Все бы ничего, но мне отчаянно его не хватало. Впервые в жизни я затосковала по другому человеку — и только потому, что человек этот был внимателен и добр ко мне.
Я не знала, как справиться о его здоровье, как сделать для него что-нибудь, — теперь он был в беде, и я считала своим долгом в свою очередь помочь ему. И тут случайно, а быть может и не совсем случайно, соцбытсектор нашего месткома, добродушная, ленивая дама, сидевшая в одной комнате со мной, посетовала на то, что вот приближается день Советской Армии и надо бы навестить в больнице одного ветерана, а ей самой никак не выкроить для этого времени.
Я не узнала своего голоса, таким он стал робким, так дрожал, когда я предложила снести Виктору Захаровичу цветы и наш скромный подарок. Меня не смутила улыбочка собеседницы, радовавшейся тому, что ее расчет оправдался и я попалась на удочку. Если бы речь шла о ком угодно другом, я, скорее всего, вспыхнула бы после такой улыбочки, взбрыкнула, закусила удила.
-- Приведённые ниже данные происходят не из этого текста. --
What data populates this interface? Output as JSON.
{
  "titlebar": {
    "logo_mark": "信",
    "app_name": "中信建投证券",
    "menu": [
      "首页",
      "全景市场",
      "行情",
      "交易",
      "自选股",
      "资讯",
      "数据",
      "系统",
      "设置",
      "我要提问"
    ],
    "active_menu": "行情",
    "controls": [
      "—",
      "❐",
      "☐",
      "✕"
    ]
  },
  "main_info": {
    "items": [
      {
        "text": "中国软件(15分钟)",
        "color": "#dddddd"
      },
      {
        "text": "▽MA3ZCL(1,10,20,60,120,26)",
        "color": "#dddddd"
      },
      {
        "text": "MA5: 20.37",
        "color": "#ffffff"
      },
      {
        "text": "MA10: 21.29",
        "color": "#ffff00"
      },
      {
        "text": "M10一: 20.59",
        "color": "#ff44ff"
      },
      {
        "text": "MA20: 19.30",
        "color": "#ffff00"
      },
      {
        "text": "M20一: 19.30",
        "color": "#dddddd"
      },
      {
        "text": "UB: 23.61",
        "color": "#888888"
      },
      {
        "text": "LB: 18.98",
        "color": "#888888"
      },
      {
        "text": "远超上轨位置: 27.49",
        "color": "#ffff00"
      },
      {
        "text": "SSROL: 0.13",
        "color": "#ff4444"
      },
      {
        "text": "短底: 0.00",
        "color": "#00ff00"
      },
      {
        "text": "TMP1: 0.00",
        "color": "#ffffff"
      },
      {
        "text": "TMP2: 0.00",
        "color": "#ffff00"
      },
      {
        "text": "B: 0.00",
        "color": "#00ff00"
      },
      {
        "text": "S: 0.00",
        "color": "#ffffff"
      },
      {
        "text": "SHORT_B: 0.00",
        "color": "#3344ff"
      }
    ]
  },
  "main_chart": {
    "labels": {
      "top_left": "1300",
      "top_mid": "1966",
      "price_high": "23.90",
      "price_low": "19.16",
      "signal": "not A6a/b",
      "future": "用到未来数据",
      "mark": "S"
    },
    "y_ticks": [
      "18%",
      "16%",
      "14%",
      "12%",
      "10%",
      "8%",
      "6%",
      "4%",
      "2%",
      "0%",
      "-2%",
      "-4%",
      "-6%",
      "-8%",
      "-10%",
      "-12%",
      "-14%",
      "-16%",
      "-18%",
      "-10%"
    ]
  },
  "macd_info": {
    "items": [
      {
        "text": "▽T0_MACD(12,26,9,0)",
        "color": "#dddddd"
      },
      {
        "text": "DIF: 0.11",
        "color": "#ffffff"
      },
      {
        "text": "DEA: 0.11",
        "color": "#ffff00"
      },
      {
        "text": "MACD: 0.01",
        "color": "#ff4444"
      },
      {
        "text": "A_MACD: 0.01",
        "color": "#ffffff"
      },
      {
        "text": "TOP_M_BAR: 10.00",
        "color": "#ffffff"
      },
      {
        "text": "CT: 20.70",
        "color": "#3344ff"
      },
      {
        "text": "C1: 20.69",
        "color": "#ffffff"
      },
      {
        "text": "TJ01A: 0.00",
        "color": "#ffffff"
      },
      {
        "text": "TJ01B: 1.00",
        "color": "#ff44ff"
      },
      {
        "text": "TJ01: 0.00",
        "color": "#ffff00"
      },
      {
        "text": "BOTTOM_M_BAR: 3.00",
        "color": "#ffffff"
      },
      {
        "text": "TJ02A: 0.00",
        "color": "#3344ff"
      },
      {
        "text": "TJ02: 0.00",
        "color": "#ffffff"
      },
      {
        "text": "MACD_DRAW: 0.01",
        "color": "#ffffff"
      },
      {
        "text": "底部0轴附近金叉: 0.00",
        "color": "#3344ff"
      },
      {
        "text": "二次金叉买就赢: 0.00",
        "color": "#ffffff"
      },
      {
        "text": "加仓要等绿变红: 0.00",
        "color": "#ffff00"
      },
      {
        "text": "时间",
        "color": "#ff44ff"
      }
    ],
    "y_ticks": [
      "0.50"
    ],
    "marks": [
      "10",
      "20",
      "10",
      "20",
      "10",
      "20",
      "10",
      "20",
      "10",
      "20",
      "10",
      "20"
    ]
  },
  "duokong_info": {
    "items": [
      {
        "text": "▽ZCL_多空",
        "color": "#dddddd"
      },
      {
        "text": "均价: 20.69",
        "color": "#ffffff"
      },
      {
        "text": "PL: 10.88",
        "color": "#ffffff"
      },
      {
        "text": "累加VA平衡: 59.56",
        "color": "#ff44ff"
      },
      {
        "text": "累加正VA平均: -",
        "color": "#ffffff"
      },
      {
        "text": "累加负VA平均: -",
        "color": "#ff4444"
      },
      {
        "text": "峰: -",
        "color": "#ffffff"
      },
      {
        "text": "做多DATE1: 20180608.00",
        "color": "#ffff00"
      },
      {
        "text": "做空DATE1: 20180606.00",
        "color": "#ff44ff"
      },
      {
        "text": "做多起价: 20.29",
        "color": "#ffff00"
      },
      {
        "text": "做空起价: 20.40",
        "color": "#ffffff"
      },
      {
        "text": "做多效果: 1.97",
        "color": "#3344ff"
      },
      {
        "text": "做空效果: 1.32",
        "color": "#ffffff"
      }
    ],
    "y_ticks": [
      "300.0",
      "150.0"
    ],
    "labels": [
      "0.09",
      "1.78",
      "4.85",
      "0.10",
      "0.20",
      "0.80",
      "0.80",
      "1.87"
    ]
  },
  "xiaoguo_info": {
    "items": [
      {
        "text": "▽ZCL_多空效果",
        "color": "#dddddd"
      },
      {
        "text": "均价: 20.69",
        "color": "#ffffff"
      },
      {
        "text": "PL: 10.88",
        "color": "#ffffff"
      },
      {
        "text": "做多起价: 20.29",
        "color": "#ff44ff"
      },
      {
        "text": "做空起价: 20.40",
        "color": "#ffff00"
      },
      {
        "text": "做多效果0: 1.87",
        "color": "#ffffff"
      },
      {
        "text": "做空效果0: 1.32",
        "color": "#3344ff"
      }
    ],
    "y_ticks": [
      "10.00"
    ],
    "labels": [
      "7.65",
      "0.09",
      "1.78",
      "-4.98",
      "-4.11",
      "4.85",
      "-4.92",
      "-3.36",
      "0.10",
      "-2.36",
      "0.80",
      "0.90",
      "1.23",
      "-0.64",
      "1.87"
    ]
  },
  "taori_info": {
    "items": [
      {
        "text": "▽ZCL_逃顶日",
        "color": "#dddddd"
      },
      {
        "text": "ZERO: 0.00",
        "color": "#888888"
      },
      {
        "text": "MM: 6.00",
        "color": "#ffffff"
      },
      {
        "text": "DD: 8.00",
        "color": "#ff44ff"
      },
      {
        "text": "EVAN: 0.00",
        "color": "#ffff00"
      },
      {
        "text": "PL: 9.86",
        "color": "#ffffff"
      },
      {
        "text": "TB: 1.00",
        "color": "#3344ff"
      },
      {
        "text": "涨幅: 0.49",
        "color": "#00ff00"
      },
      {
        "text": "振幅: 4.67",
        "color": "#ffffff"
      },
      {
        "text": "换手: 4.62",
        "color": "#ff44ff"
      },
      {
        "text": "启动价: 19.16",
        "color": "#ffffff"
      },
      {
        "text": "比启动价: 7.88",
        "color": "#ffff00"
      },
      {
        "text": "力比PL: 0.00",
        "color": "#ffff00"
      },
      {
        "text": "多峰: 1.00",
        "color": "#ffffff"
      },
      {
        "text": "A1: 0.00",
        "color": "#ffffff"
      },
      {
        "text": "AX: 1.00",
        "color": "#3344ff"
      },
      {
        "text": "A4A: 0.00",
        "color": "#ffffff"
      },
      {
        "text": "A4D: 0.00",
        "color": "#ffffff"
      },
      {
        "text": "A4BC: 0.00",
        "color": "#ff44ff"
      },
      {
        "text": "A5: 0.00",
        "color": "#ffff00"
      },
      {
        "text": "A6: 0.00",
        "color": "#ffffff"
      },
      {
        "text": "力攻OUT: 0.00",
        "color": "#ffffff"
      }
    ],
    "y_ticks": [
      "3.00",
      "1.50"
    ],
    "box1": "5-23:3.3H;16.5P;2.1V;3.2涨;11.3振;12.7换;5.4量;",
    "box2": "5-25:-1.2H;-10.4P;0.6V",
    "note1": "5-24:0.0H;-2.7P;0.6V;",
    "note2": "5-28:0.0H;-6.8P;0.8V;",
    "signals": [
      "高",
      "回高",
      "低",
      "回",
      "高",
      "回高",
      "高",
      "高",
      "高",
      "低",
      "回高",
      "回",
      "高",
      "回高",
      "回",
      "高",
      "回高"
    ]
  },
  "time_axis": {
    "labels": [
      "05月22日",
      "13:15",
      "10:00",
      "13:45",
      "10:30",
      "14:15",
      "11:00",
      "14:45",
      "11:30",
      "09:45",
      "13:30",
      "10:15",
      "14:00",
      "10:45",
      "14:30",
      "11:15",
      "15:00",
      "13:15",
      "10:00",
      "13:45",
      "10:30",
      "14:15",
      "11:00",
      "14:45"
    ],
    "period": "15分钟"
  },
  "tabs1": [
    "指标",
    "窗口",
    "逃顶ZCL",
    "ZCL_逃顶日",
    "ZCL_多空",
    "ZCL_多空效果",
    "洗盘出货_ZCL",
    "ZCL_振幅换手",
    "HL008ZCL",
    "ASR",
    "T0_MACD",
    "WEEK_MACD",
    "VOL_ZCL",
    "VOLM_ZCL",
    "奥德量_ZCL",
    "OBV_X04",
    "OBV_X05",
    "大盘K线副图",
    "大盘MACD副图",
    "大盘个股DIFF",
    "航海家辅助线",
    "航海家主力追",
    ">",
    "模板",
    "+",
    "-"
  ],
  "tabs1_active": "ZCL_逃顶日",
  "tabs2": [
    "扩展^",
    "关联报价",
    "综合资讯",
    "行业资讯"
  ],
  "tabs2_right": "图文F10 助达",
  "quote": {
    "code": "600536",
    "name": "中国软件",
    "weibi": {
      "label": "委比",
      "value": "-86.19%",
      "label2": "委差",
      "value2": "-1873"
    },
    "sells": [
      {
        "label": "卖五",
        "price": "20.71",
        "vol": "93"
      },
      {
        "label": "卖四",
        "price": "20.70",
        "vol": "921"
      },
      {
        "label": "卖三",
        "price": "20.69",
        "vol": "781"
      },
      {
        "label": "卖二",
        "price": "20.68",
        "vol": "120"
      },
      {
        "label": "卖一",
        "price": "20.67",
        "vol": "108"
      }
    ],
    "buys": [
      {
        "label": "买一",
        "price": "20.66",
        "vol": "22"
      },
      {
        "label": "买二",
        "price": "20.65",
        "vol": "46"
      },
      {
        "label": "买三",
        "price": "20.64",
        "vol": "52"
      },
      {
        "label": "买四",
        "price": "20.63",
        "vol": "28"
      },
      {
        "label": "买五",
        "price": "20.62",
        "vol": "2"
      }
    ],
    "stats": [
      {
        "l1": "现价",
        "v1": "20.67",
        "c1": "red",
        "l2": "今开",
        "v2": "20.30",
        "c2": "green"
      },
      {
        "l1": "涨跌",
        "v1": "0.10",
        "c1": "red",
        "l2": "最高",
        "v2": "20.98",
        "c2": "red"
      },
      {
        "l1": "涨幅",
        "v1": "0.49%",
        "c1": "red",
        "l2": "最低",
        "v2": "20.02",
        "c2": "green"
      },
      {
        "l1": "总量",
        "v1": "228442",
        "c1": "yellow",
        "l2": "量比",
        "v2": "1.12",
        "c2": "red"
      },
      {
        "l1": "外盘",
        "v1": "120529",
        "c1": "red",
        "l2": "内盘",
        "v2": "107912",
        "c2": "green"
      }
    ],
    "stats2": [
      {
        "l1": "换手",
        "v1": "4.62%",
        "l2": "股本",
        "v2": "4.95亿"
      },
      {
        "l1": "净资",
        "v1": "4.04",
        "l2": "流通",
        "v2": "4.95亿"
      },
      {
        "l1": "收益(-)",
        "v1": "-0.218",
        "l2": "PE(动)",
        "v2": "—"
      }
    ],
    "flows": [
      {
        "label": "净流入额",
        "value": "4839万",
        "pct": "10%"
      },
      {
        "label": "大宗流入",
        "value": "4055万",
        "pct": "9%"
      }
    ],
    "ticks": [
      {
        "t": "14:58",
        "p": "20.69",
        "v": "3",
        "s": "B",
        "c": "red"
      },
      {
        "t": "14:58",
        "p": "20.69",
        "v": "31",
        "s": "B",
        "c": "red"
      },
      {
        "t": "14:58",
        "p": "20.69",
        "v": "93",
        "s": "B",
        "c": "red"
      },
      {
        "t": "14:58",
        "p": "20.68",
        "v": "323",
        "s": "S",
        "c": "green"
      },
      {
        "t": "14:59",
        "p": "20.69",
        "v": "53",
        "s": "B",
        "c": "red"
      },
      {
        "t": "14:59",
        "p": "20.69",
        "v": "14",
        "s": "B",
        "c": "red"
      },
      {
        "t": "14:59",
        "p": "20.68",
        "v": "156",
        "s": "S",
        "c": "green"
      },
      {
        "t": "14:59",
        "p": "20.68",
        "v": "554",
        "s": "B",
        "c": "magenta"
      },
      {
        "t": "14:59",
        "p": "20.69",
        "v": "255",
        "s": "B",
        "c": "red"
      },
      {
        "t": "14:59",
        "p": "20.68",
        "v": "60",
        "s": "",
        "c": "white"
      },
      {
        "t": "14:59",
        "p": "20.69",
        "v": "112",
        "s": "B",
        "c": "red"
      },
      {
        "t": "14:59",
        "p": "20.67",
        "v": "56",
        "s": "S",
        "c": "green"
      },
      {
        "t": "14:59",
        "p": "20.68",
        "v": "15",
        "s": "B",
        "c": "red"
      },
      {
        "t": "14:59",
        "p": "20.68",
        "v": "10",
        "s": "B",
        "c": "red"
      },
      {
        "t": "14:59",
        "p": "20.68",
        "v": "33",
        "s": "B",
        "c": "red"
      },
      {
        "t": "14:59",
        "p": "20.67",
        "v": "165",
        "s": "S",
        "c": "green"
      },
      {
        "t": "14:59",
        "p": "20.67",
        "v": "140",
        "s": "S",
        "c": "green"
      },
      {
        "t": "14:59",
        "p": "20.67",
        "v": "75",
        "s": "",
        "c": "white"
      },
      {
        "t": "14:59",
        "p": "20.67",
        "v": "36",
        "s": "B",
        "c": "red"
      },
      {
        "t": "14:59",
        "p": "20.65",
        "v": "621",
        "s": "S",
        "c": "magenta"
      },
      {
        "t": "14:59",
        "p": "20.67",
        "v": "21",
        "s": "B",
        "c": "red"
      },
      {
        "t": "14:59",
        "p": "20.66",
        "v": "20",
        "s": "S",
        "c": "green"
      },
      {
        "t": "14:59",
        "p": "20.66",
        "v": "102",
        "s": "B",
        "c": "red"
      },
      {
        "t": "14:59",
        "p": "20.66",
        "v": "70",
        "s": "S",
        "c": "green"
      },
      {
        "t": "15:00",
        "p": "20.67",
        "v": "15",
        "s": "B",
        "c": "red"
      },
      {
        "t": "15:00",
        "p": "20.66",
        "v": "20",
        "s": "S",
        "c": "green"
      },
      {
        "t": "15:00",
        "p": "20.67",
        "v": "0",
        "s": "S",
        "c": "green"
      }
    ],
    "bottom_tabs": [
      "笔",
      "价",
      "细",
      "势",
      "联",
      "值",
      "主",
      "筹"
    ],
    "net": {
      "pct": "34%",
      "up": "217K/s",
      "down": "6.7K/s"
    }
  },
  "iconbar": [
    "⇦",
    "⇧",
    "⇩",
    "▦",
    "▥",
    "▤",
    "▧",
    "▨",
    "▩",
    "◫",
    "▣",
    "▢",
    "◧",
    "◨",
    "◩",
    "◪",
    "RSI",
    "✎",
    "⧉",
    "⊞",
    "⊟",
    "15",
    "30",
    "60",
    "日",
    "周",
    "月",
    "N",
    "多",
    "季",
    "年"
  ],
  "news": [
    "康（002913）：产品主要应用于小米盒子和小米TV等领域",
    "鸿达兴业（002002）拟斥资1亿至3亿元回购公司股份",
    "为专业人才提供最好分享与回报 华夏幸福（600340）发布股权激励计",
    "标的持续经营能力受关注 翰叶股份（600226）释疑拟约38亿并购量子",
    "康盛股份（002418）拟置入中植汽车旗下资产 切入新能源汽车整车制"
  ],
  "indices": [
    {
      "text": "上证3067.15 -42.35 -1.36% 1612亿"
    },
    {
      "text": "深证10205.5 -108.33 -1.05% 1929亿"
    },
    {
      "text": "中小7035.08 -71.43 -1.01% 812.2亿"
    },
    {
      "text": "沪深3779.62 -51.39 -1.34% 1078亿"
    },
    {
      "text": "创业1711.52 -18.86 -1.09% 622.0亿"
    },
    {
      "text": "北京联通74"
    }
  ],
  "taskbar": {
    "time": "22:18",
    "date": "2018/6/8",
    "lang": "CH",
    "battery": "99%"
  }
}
А тут я сдержалась, сама этому дивясь, так мне его не хватало.
— Так вот, изволите ли видеть, все дело в том, — начал наконец свою речь прокурор, то бишь Аркадий Владимирович, — что наша драгоценная дочь объявила нам о событии, которое, которое… — голос доморощенного обвинителя дрогнул, но он взял себя в руки и продолжал: — Объявила о событии, для всей нашей семьи категорически неприемлемом.
— Не совсем для всей, — тихо донеслось со стула, на котором ютилась обвиняемая. — Кешенька доверяет мне, он любит меня, и он…
— А я повторяю еще раз: для всех категорически неприемлемом! — прервал ее отец. — Искать союзника в несовершеннолетнем брате, сбивать его с пути истинного — стыдно! Стыдно и недостойно порядочной девушки.
Аркадий Владимирович достал носовой платок, взрывообразно высморкался. Вновь наступило тягостное молчание.
— Дашенька замуж собралась! — подала голос Елена Игнатьевна, тихо вязавшая в уголке дивана. Спицы умолкли в ее руках, клубок шерсти, скребшийся о стенки маленькой корзинки, испуганно замер.
Мои предположения подтверждались, хотя о самом факте замужества я, как и они все, слышал впервые.
— Собралась за человека, которого мы в глаза не видели, хотя слышали о нем премного, — все так же прерывисто, словно запыхавшись, но твердо произнесла Мария Осиповна. — Знаем только, что он старше не только Даши, но и меня, кажется.
— Да, он старше тебя, мама, никакой тайны здесь нет.
— Лучше — не нашла? — презрительно бросила мать.
— Лучше не нашла, — спокойно ответила дочь. — Насколько я понимаю, это — мое дело…
— А нас это касаться не должно, не так ли? Нас не должно волновать твое будущее, ты это хочешь сказать?! — Аркадий Владимирович укоризненно покачал головой. — Не ожидал, доченька. Я всегда старался быть тебе другом, а не суровым наставником…
— Я благодарна вам с мамой, я уважаю, люблю вас, и всегда буду любить, что бы ни случилось, но ты пойми: я уже взрослая и речь идет о моей судьбе. Только о моей, а не о судьбе всех нас, всей семьи. Почему же ты не хочешь позволить мне самой разобраться в таком глубоко интимном вопросе, как мое замужество?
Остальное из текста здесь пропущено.